CA reversed the ruling of the NLRC. CA ordered Wensha Spa Center, Inc. and Xu Zhi Jie to, jointly and severally,
pay Loreta T. Yung her full backwages.

ISSUE
Whether CA erred in ruling that Xu is solidarily liable with Wensha

RULING
Yes. A corporation is invested by law with a personality separate and distinct from those of the persons composing it
and from that of any other legal entity to which it may be related. "Mere ownership by a single stockholder or by
another corporation of all or nearly all of the capital stock of a corporation is not of itself sufficient ground for
disregarding the separate corporate personality."

In labor cases, corporate directors and officers may be held solidarily liable with the corporation for the termination
of employment only if done with malice or in bad faith. Bad faith does not connote bad judgment or negligence; it
imports a dishonest purpose or some moral obliquity and conscious doing of wrong; it means breach of a known
duty through some motive or interest or ill will; it partakes of the nature of fraud.

In the subject decision, the CA concluded that Xu and Wensha are jointly and severally liable to Loreta. However,
the court failed to come across any finding of bad faith or malice on the part of Xu. To sustain such a finding, there
should be evidence that an officer or director acted maliciously or in bad faith in terminating the services of an
employee. Moreover, the finding that the dismissal was effected with malice or bad faith should be stated in the
decision itself.

The petition is partially granted in that only Wensha is liable to pay Loreta T. Yung her full backwages, other
privileges, and benefits, or their monetary equivalent, and separation pay reckoned from the date of her dismissal,
September 1, 2004, up to the finality of this decision.
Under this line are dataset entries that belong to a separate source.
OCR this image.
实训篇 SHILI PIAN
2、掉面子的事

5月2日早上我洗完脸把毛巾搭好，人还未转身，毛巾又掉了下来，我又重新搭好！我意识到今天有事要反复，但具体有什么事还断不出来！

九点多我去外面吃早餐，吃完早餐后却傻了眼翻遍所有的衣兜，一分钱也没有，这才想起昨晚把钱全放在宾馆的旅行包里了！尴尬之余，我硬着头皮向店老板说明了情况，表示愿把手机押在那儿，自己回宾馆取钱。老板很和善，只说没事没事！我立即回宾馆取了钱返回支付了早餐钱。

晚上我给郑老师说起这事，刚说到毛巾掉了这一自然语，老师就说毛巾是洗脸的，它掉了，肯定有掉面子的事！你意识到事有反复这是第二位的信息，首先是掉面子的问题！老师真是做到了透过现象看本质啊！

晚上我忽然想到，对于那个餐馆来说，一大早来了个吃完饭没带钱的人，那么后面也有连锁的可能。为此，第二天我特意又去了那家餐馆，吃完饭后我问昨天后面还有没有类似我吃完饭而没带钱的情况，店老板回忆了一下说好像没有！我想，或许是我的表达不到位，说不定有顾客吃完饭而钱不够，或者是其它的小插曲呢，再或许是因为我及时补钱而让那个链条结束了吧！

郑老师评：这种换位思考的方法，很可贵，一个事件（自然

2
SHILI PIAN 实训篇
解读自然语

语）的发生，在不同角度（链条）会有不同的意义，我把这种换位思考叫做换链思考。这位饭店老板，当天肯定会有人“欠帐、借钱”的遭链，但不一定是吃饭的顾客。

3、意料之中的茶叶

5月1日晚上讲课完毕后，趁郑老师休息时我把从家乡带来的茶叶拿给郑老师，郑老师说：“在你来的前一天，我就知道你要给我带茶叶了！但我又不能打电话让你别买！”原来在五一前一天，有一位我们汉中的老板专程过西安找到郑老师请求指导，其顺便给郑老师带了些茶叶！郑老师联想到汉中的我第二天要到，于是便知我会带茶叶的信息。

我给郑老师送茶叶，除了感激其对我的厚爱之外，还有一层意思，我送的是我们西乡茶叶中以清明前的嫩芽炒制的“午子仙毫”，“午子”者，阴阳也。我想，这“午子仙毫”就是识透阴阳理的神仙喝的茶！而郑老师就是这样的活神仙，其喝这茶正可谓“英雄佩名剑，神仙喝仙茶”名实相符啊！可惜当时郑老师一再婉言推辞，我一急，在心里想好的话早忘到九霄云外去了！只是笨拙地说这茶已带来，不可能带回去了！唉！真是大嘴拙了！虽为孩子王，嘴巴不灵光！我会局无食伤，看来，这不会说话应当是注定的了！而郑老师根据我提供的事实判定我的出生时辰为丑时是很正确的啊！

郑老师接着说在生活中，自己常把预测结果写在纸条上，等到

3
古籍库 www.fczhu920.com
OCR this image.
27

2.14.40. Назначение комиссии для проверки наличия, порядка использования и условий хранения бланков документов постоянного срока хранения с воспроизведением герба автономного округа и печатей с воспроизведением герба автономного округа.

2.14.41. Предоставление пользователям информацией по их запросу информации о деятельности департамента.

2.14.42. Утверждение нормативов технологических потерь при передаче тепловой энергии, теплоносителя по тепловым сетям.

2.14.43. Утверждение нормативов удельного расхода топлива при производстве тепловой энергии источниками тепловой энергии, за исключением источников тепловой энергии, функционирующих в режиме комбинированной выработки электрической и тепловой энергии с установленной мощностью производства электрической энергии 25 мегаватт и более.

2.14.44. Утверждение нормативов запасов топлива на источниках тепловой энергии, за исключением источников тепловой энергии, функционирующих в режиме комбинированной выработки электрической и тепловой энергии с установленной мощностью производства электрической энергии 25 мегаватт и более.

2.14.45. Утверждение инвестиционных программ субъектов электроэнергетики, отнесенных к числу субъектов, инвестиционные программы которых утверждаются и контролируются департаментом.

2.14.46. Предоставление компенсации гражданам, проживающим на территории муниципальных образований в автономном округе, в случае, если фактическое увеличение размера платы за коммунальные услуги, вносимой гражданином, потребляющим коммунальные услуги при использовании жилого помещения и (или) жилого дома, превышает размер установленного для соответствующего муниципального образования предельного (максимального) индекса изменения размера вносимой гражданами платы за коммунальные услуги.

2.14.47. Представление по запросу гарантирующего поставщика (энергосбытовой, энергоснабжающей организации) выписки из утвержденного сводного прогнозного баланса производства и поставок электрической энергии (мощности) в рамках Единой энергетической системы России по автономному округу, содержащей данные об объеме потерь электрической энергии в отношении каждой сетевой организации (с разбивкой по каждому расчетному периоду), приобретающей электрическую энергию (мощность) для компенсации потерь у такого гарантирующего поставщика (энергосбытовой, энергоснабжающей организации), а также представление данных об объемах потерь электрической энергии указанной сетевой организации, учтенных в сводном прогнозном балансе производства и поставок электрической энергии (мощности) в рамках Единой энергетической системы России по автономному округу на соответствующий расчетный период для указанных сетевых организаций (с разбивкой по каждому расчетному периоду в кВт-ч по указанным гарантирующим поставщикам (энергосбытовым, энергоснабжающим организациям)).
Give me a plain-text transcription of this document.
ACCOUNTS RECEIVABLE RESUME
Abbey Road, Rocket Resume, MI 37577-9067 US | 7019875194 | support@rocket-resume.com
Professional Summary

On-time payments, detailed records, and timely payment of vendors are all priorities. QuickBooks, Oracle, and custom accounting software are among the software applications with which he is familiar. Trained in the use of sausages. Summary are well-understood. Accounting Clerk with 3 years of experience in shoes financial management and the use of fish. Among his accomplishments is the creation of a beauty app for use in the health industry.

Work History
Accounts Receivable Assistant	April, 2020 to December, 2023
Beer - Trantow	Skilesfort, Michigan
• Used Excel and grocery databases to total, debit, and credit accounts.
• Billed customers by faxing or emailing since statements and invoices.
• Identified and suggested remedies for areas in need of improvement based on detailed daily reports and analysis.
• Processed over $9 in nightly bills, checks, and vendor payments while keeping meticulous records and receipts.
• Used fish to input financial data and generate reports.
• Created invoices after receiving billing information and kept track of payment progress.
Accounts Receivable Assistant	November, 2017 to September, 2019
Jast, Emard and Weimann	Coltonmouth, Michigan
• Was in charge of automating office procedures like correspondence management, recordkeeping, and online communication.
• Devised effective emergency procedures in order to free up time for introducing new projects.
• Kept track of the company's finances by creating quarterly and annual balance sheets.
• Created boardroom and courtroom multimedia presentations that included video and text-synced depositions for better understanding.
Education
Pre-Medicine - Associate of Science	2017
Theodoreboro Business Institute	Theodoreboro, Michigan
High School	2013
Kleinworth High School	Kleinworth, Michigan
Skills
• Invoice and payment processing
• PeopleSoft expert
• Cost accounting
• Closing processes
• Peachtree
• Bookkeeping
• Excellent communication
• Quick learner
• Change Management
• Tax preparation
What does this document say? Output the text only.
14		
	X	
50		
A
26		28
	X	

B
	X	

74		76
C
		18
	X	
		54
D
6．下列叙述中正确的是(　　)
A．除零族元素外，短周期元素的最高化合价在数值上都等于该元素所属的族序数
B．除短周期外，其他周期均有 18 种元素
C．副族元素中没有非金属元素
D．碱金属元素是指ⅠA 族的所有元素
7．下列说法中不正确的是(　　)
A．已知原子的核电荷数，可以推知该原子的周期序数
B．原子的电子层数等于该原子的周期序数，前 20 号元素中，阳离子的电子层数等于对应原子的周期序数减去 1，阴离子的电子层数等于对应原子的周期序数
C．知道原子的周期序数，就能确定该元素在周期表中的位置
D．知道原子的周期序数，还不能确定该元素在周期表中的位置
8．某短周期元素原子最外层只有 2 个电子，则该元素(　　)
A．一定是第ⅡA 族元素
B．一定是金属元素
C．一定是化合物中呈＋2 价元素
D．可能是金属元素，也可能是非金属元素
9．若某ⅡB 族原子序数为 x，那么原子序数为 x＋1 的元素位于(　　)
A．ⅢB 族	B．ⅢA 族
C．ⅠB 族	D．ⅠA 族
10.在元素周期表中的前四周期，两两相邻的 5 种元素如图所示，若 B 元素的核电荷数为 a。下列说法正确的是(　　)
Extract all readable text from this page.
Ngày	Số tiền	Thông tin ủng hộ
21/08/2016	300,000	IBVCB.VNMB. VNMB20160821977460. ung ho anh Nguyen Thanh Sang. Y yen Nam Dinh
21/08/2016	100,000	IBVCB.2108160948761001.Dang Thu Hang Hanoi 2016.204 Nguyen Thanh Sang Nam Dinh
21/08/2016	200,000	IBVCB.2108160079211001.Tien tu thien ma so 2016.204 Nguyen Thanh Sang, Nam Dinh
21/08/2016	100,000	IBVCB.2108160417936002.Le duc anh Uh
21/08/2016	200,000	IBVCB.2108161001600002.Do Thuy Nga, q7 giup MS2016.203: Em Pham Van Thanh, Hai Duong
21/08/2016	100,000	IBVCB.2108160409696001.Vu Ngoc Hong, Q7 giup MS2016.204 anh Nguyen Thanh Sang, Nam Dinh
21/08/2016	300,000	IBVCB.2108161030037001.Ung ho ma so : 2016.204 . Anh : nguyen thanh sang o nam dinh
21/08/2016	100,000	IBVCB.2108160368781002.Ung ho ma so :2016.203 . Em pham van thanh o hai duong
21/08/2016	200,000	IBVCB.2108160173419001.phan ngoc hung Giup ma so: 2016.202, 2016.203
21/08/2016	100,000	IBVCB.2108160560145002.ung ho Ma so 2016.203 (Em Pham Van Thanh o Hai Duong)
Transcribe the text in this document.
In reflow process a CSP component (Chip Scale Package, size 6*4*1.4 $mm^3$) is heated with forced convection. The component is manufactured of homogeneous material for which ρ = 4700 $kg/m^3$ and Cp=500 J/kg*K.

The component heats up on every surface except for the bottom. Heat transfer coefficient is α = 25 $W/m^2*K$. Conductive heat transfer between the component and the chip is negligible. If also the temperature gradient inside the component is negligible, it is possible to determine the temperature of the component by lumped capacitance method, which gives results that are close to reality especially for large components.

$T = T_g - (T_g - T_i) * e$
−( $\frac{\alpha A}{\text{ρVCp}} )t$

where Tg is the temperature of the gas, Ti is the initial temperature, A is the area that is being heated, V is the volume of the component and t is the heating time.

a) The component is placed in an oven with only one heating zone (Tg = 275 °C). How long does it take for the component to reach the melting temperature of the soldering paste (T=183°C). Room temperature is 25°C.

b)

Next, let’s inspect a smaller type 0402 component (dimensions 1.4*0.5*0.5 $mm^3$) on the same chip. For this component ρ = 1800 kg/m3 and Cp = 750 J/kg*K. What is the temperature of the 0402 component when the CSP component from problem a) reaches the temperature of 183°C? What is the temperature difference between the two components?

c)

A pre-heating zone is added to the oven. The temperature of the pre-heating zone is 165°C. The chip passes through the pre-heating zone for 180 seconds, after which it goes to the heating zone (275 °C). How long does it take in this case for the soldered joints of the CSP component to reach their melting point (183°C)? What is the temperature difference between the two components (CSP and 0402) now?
NOTES (Not related to Corporate Fiction)


A. The Court finds Loreta's complaint credible. There is consistency in her pleadings and evidence. In contrast,
Wensha's pleadings and evidence, taken as a whole, suffer from inconsistency. Moreover, the affidavits of the
employees only pertain to petty matters that, to the Court's mind, are not sufficient to support Wensha's alleged loss
of trust and confidence. To be a valid cause for termination of employment, the act or acts constituting breach of
trust must have been done intentionally, knowingly, and purposely; and they must be founded on clearly established
facts.

Loreta was not informed of the charges against her and that she was not given the opportunity to respond to those
charges prior to her dismissal.  The law requires that two notices be given to an employee prior to a valid
termination: the first notice is to inform the employee of the charges against her with a warning that she may be
terminated from her employment and giving her reasonable opportunity within which to explain her side, and the
second notice is the notice to the employee that upon due consideration of all the circumstances, she is being
terminated from her employment. Loreta did not receive any of those required notices.
B. An illegally dismissed employee is entitled to two reliefs - backwages and reinstatement, which are separate and
distinct. If reinstatement would only exacerbate the tension and further ruin the relations of the employer and the
employee, or if their relationship has been unduly strained due to irreconcilable differences, particularly where the
illegally dismissed employee held a managerial or key position in the company, it would be prudent to order
payment of separation pay instead of reinstatement.